The book itself features a number of texts which are styled in a way similar to the Bible or other religious texts in which it is claimed to be the word of God. Blake's version features content which comes directly from his own opinions, however, and so is more leaned towards the Romanticist values of the 18th century. The artist would design the plates and produce prints from them before than working by hand on the copies to add colour and extra detail. It is an important project which also took in the assistance of his wife as well, and married the two main components of the artist's success - art and literature. Indeed, many of his more famous paintings would derive inspiration from other author's work, including Dante's Divine Comedy, of course. Within The Marriage of Heaven and Hell, Blake would describe his own imaginary visit to Hell itself, displaying clear influence from both Milton and Dante in this regard.

Some consider this book to have been Blake's most important. He uses the publication to compare Heaven and Hell, offering stability versus an energetic alternative. Many have studied these writings in detail, fascinated by the innovative views of Blake. There have also been a frequent use of this title within popular culture and the mythological fantasy worlds produced by Blake have inspired so many, both with his art and also his poetry.
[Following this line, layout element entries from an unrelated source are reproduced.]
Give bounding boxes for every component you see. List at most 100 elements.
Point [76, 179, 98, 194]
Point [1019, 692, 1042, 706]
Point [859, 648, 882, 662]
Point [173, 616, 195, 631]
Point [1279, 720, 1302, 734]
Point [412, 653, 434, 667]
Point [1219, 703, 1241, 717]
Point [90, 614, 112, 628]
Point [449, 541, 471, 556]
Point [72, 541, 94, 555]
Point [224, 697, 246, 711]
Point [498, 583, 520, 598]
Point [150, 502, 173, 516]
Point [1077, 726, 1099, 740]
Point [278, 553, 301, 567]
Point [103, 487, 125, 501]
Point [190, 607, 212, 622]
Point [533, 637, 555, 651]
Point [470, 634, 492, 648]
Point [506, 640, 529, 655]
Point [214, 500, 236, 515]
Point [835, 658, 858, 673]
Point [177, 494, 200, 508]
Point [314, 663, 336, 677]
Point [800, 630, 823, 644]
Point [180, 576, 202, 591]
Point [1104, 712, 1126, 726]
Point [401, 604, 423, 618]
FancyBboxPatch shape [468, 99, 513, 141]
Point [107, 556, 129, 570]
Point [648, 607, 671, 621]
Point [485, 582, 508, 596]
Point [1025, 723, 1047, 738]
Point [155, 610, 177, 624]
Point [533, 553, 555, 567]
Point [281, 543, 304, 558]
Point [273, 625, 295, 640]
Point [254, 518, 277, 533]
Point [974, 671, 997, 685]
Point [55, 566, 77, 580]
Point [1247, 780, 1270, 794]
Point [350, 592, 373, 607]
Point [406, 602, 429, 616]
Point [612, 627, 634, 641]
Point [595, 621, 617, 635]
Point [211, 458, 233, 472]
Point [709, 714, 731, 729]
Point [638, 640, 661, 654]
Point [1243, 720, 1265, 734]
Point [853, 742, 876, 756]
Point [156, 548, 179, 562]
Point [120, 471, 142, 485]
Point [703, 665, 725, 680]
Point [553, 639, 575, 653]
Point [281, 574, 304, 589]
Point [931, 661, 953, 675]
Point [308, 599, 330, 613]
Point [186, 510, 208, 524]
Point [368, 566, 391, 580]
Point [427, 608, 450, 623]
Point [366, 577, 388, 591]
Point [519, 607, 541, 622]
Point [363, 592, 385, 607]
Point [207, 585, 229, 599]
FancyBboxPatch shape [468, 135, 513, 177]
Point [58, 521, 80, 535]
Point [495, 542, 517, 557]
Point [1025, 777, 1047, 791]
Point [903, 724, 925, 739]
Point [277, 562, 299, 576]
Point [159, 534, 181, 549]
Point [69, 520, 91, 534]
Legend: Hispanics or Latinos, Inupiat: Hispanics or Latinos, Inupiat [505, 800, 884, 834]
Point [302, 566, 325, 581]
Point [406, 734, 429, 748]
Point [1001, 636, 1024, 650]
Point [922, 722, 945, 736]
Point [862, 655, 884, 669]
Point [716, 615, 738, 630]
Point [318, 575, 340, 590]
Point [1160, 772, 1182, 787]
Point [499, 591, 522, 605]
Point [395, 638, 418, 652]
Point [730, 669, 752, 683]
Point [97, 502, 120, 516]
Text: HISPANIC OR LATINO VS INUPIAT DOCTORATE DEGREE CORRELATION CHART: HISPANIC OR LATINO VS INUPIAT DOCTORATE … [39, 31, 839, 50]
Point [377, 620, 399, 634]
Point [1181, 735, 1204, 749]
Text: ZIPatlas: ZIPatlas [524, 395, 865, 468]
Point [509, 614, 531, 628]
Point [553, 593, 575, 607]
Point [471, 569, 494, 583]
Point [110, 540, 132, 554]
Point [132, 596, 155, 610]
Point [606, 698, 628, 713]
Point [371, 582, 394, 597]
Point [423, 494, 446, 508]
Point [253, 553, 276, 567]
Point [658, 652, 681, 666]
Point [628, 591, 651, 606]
Even today he is considered one of the most famous Britons of all time, and his legacy is viewed with respect and love from most. His life was truly unique, and the UK struggles to find anyone that can compare to his legacy, plus the variety of his contributions across these different disciplines.
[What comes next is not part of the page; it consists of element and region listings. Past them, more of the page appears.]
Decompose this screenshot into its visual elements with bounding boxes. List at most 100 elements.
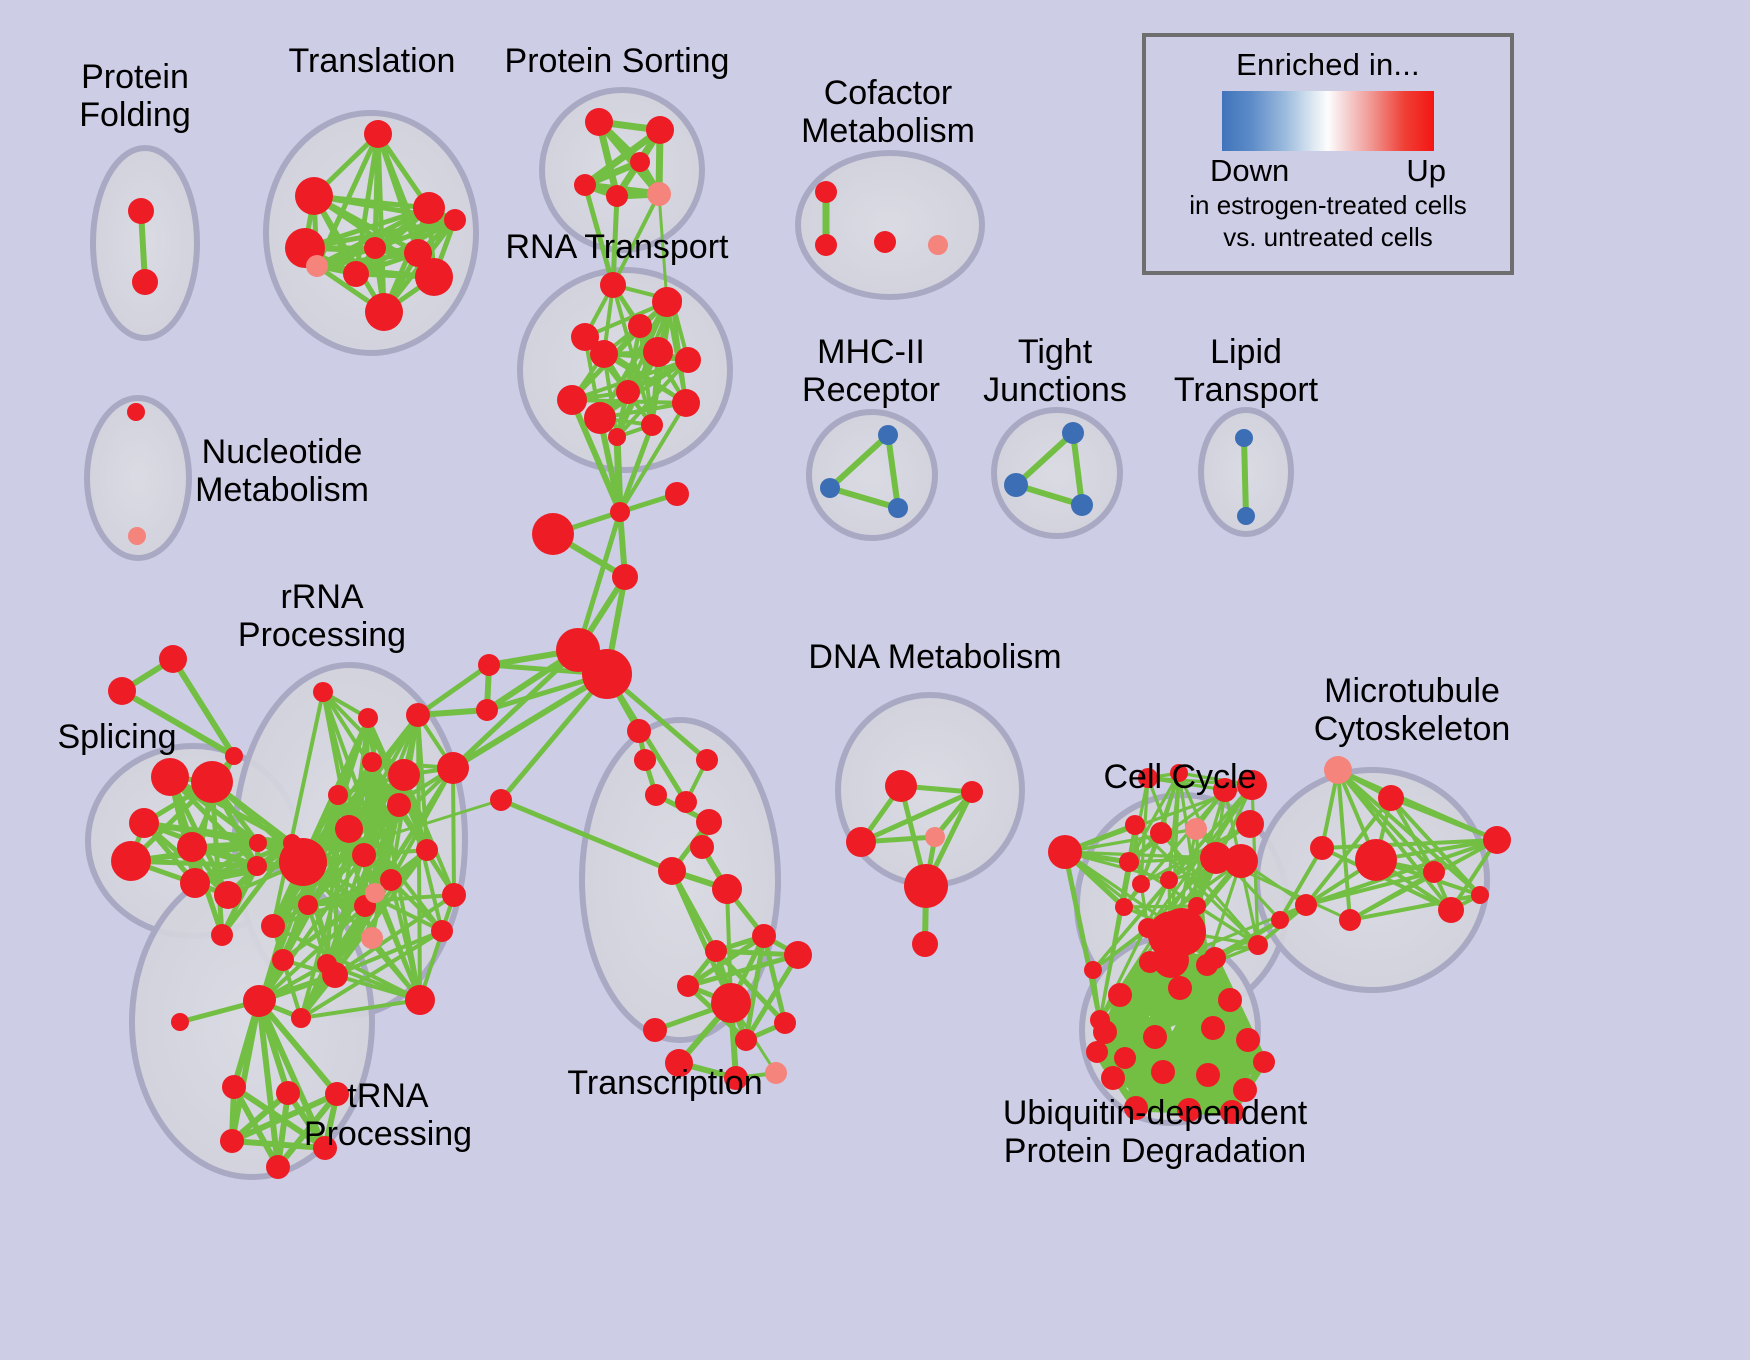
network-node[interactable]	[643, 1018, 667, 1042]
network-node[interactable]	[1237, 507, 1255, 525]
network-node[interactable]	[1160, 871, 1178, 889]
network-node[interactable]	[211, 924, 233, 946]
network-node[interactable]	[180, 868, 210, 898]
network-node[interactable]	[127, 403, 145, 421]
network-node[interactable]	[415, 258, 453, 296]
network-node[interactable]	[291, 1008, 311, 1028]
network-node[interactable]	[646, 116, 674, 144]
network-node[interactable]	[1471, 886, 1489, 904]
network-node[interactable]	[675, 347, 701, 373]
network-node[interactable]	[317, 954, 337, 974]
network-node[interactable]	[600, 272, 626, 298]
network-node[interactable]	[128, 527, 146, 545]
network-node[interactable]	[478, 654, 500, 676]
network-node[interactable]	[442, 883, 466, 907]
network-node[interactable]	[711, 983, 751, 1023]
network-node[interactable]	[225, 747, 243, 765]
network-node[interactable]	[1271, 911, 1289, 929]
network-node[interactable]	[574, 174, 596, 196]
network-node[interactable]	[1124, 1096, 1148, 1120]
network-node[interactable]	[658, 857, 686, 885]
network-node[interactable]	[1236, 1028, 1260, 1052]
network-node[interactable]	[885, 770, 917, 802]
network-node[interactable]	[1438, 897, 1464, 923]
network-node[interactable]	[243, 985, 275, 1017]
network-node[interactable]	[364, 237, 386, 259]
network-node[interactable]	[306, 255, 328, 277]
network-node[interactable]	[1196, 1063, 1220, 1087]
network-node[interactable]	[690, 835, 714, 859]
network-node[interactable]	[1295, 894, 1317, 916]
network-node[interactable]	[1151, 1060, 1175, 1084]
network-node[interactable]	[1355, 839, 1397, 881]
network-node[interactable]	[735, 1029, 757, 1051]
network-node[interactable]	[712, 874, 742, 904]
network-node[interactable]	[1132, 875, 1150, 893]
network-node[interactable]	[1048, 835, 1082, 869]
network-node[interactable]	[705, 940, 727, 962]
network-node[interactable]	[437, 752, 469, 784]
network-node[interactable]	[874, 231, 896, 253]
network-node[interactable]	[1093, 1020, 1117, 1044]
network-node[interactable]	[343, 261, 369, 287]
network-node[interactable]	[313, 682, 333, 702]
network-node[interactable]	[532, 513, 574, 555]
network-node[interactable]	[590, 340, 618, 368]
network-node[interactable]	[662, 290, 682, 310]
network-node[interactable]	[1108, 983, 1132, 1007]
network-node[interactable]	[928, 235, 948, 255]
network-node[interactable]	[643, 337, 673, 367]
network-node[interactable]	[365, 883, 385, 903]
network-node[interactable]	[214, 881, 242, 909]
network-node[interactable]	[582, 649, 632, 699]
network-node[interactable]	[1062, 422, 1084, 444]
network-node[interactable]	[584, 402, 616, 434]
network-node[interactable]	[247, 856, 267, 876]
network-node[interactable]	[1213, 778, 1237, 802]
network-node[interactable]	[1483, 826, 1511, 854]
network-node[interactable]	[1138, 768, 1158, 788]
network-node[interactable]	[630, 152, 650, 172]
network-node[interactable]	[361, 927, 383, 949]
network-node[interactable]	[298, 895, 318, 915]
network-node[interactable]	[765, 1062, 787, 1084]
network-node[interactable]	[820, 478, 840, 498]
network-node[interactable]	[1185, 818, 1207, 840]
network-node[interactable]	[606, 185, 628, 207]
network-node[interactable]	[352, 843, 376, 867]
network-node[interactable]	[696, 749, 718, 771]
network-node[interactable]	[696, 809, 722, 835]
network-node[interactable]	[665, 482, 689, 506]
network-node[interactable]	[1233, 1078, 1257, 1102]
network-node[interactable]	[249, 834, 267, 852]
network-node[interactable]	[628, 314, 652, 338]
network-node[interactable]	[846, 827, 876, 857]
network-node[interactable]	[261, 914, 285, 938]
network-node[interactable]	[677, 975, 699, 997]
network-node[interactable]	[405, 985, 435, 1015]
network-node[interactable]	[266, 1155, 290, 1179]
network-node[interactable]	[387, 793, 411, 817]
network-node[interactable]	[222, 1075, 246, 1099]
network-node[interactable]	[1004, 473, 1028, 497]
network-node[interactable]	[1248, 935, 1268, 955]
network-node[interactable]	[128, 198, 154, 224]
network-node[interactable]	[313, 1136, 337, 1160]
network-node[interactable]	[406, 703, 430, 727]
network-node[interactable]	[279, 838, 327, 886]
network-node[interactable]	[325, 1082, 349, 1106]
network-node[interactable]	[1378, 785, 1404, 811]
network-node[interactable]	[925, 827, 945, 847]
network-node[interactable]	[220, 1129, 244, 1153]
network-node[interactable]	[608, 428, 626, 446]
network-node[interactable]	[335, 815, 363, 843]
network-node[interactable]	[1423, 861, 1445, 883]
network-node[interactable]	[815, 181, 837, 203]
network-node[interactable]	[724, 1066, 748, 1090]
network-node[interactable]	[276, 1081, 300, 1105]
network-node[interactable]	[1170, 764, 1188, 782]
network-node[interactable]	[1324, 756, 1352, 784]
network-node[interactable]	[444, 209, 466, 231]
network-node[interactable]	[645, 784, 667, 806]
network-node[interactable]	[1115, 898, 1133, 916]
It can be difficult to conclude as to whether it was the poetry or the art from William Blake's career that was the most inspiring. Often, such as here with The Marriage of Heaven and Hell, the two would become linked in a way that you could not really separate them in your mind. It is more helpful to simply appreciate and discuss his brilliance in both disciplines, as well as touching on those who had actually inspired him in the first place. He worked as an artist within all manner of mediums such as relief etching, print making, illustrations and watercolours, regularly combining some of these together to produce a variety of results. He loved to illustrate books and create art which sat perfectly alongside the accompanying literature, with his unique approach sometimes making use of his own poetry to do this. He was particularly talented in figurative work, and that genre was taught in great detail during this period.